Optimizing Recall in Travel Recommendation Systems: Challenges and Solutions at Alibaba's Fliggy
This article explains how Fliggy's travel recommendation platform tackles recall challenges such as cold‑start users, sparse behavior, itinerary‑specific needs, and periodic repurchase by applying user‑attribute models, graph embeddings, dual‑tower architectures, session‑based methods, and statistical repurchase forecasting to improve candidate selection and overall recommendation performance.
Recall is a fundamental module of recommendation systems that selects a subset of items from a massive pool as candidates for higher‑level ranking, directly determining the upper bound of recommendation effectiveness.
Common recall methods include user‑profile based, collaborative filtering, and embedding similarity, but travel scenarios face specific challenges: long demand cycles, sparse and divergent user behavior, severe cold‑start issues, popularity bias, and the need to handle itinerary‑specific requirements.
The Fliggy travel recall presentation covers four main topics: cold‑start user recall, itinerary expression and recall, behavior‑based recall, and periodic repurchase recall.
Fliggy's recommendation pipeline consists of five stages—full item pool, recall, coarse ranking, fine ranking, and mixing. Recall is performed offline using vector retrieval or scoring, while later ranking stages may use real‑time scoring or online learning.
For cold‑start users, three strategies are used: global hot items, cross‑domain mapping, and multi‑attribute user‑based recall (UserAttr2I). The solution evolves from a linear FTRL model to a DeepNet with GBDT feature selection and attention, achieving the highest click‑through rate among cold‑start methods.
Order2I represents individual orders as vectors and applies graph embedding to learn pairing relationships (e.g., visa, Wi‑Fi, hotels). Challenges such as data sparsity, noisy graphs, and limited coverage are addressed by constructing a weighted heterogeneous graph using travel knowledge graphs and performing weighted graph embedding.
Journey2I aggregates multiple orders within a trip, enriches features with itinerary intent, user attributes, and attention mechanisms, and employs a dual‑tower architecture with offline item vectors and online vector retrieval, resulting in a clear CTR improvement over Order2I.
Behavior‑based recall leverages session‑based I2I to handle sparse and divergent travel behavior. Traditional collaborative filtering (ItemCF, Swing) is enhanced by session segmentation and a meta‑path graph embedding that incorporates the travel knowledge graph, improving relevance while maintaining coverage.

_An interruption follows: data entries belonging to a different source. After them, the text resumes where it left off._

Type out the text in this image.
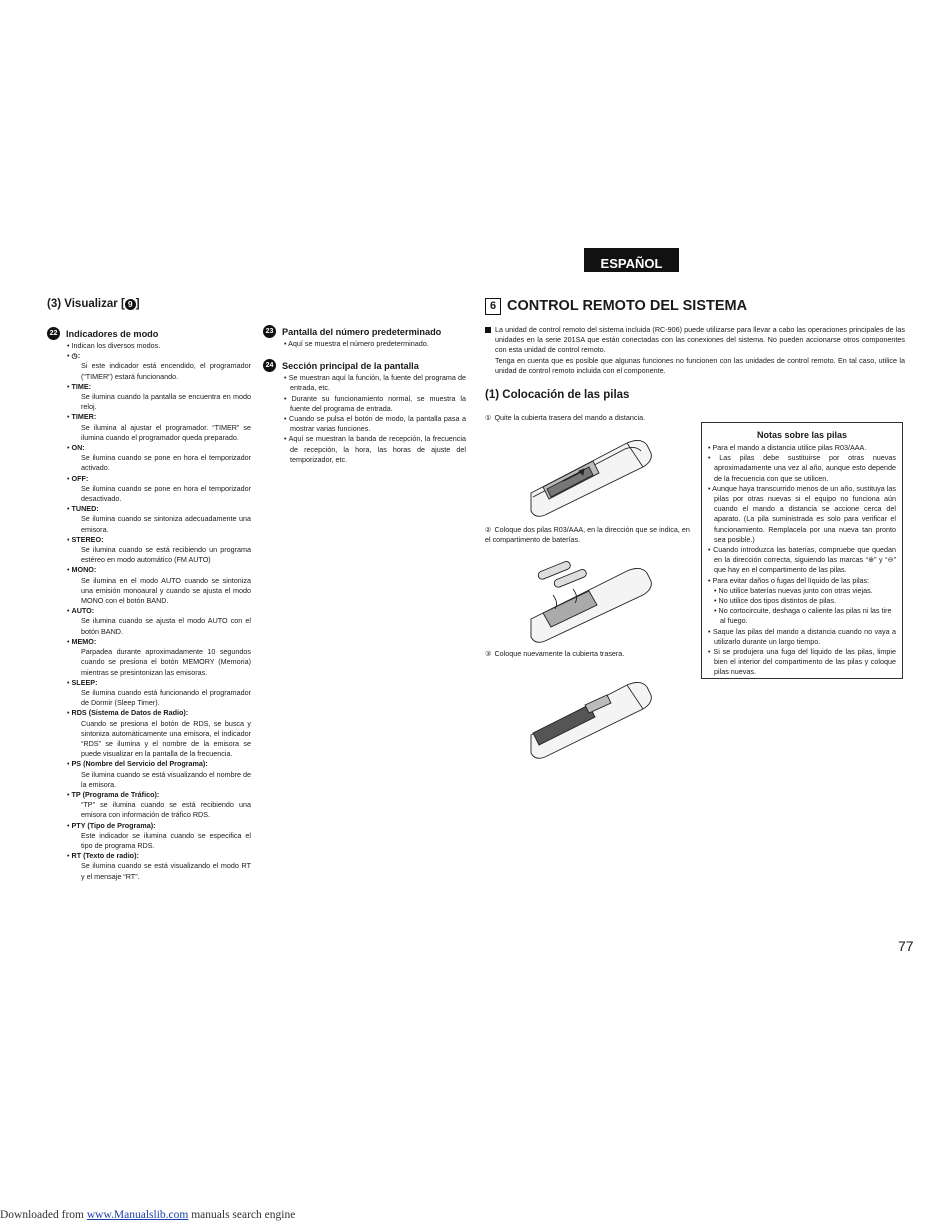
ESPAÑOL
(3) Visualizar [ 9 ]
22 Indicadores de modo
• Indican los diversos modos.
• ◷:
Si este indicador está encendido, el programador (“TIMER”) estará funcionando.
• TIME:
Se ilumina cuando la pantalla se encuentra en modo reloj.
• TIMER:
Se ilumina al ajustar el programador. “TIMER” se ilumina cuando el programador queda preparado.
• ON:
Se ilumina cuando se pone en hora el temporizador activado.
• OFF:
Se ilumina cuando se pone en hora el temporizador desactivado.
• TUNED:
Se ilumina cuando se sintoniza adecuadamente una emisora.
• STEREO:
Se ilumina cuando se está recibiendo un programa estéreo en modo automático (FM AUTO)
• MONO:
Se ilumina en el modo AUTO cuando se sintoniza una emisión monoaural y cuando se ajusta el modo MONO con el botón BAND.
• AUTO:
Se ilumina cuando se ajusta el modo AUTO con el botón BAND.
• MEMO:
Parpadea durante aproximadamente 10 segundos cuando se presiona el botón MEMORY (Memoria) mientras se presintonizan las emisoras.
• SLEEP:
Se ilumina cuando está funcionando el programador de Dormir (Sleep Timer).
• RDS (Sistema de Datos de Radio):
Cuando se presiona el botón de RDS, se busca y sintoniza automáticamente una emisora, el indicador “RDS” se ilumina y el nombre de la emisora se puede visualizar en la pantalla de la frecuencia.
• PS (Nombre del Servicio del Programa):
Se ilumina cuando se está visualizando el nombre de la emisora.
• TP (Programa de Tráfico):
“TP” se ilumina cuando se está recibiendo una emisora con información de tráfico RDS.
• PTY (Tipo de Programa):
Este indicador se ilumina cuando se especifica el tipo de programa RDS.
• RT (Texto de radio):
Se ilumina cuando se está visualizando el modo RT y el mensaje “RT”.
23 Pantalla del número predeterminado
• Aquí se muestra el número predeterminado.
24 Sección principal de la pantalla
• Se muestran aquí la función, la fuente del programa de entrada, etc.
• Durante su funcionamiento normal, se muestra la fuente del programa de entrada.
• Cuando se pulsa el botón de modo, la pantalla pasa a mostrar varias funciones.
• Aquí se muestran la banda de recepción, la frecuencia de recepción, la hora, las horas de ajuste del temporizador, etc.
6 CONTROL REMOTO DEL SISTEMA

La unidad de control remoto del sistema incluida (RC-906) puede utilizarse para llevar a cabo las operaciones principales de las unidades en la serie 201SA que están conectadas con las conexiones del sistema. No pueden accionarse otros componentes con esta unidad de control remoto.

Tenga en cuenta que es posible que algunas funciones no funcionen con las unidades de control remoto. En tal caso, utilice la unidad de control remoto incluida con el componente.

(1) Colocación de las pilas
① Quite la cubierta trasera del mando a distancia.
② Coloque dos pilas R03/AAA, en la dirección que se indica, en el compartimento de baterías.
③ Coloque nuevamente la cubierta trasera.
Notas sobre las pilas
• Para el mando a distancia utilice pilas R03/AAA.
• Las pilas debe sustituirse por otras nuevas aproximadamente una vez al año, aunque esto depende de la frecuencia con que se utilicen.
• Aunque haya transcurrido menos de un año, sustituya las pilas por otras nuevas si el equipo no funciona aún cuando el mando a distancia se accione cerca del aparato. (La pila suministrada es solo para verificar el funcionamiento. Remplacela por una nueva tan pronto sea posible.)
• Cuando introduzca las baterías, compruebe que quedan en la dirección correcta, siguiendo las marcas “⊕” y “⊖” que hay en el compartimento de las pilas.
• Para evitar daños o fugas del líquido de las pilas:
• No utilice baterías nuevas junto con otras viejas.
• No utilice dos tipos distintos de pilas.
• No cortocircuite, deshaga o caliente las pilas ni las tire al fuego.
• Saque las pilas del mando a distancia cuando no vaya a utilizarlo durante un largo tiempo.
• Si se produjera una fuga del líquido de las pilas, limpie bien el interior del compartimento de las pilas y coloque pilas nuevas.
77
Downloaded from www.Manualslib.com manuals search engine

Periodic repurchase recall (Rebuy2I) predicts the probability of a user repurchasing a hotel at a specific time using a Poisson‑Gamma statistical model, adjusting for purchase frequency and interval, and demonstrates superior performance compared to retargeting and hot‑item recall.
The concluding insights emphasize understanding business scenarios, data‑driven problem discovery, targeted model and feature improvements, and balancing recall with ranking to achieve optimal trade‑offs between effectiveness and efficiency.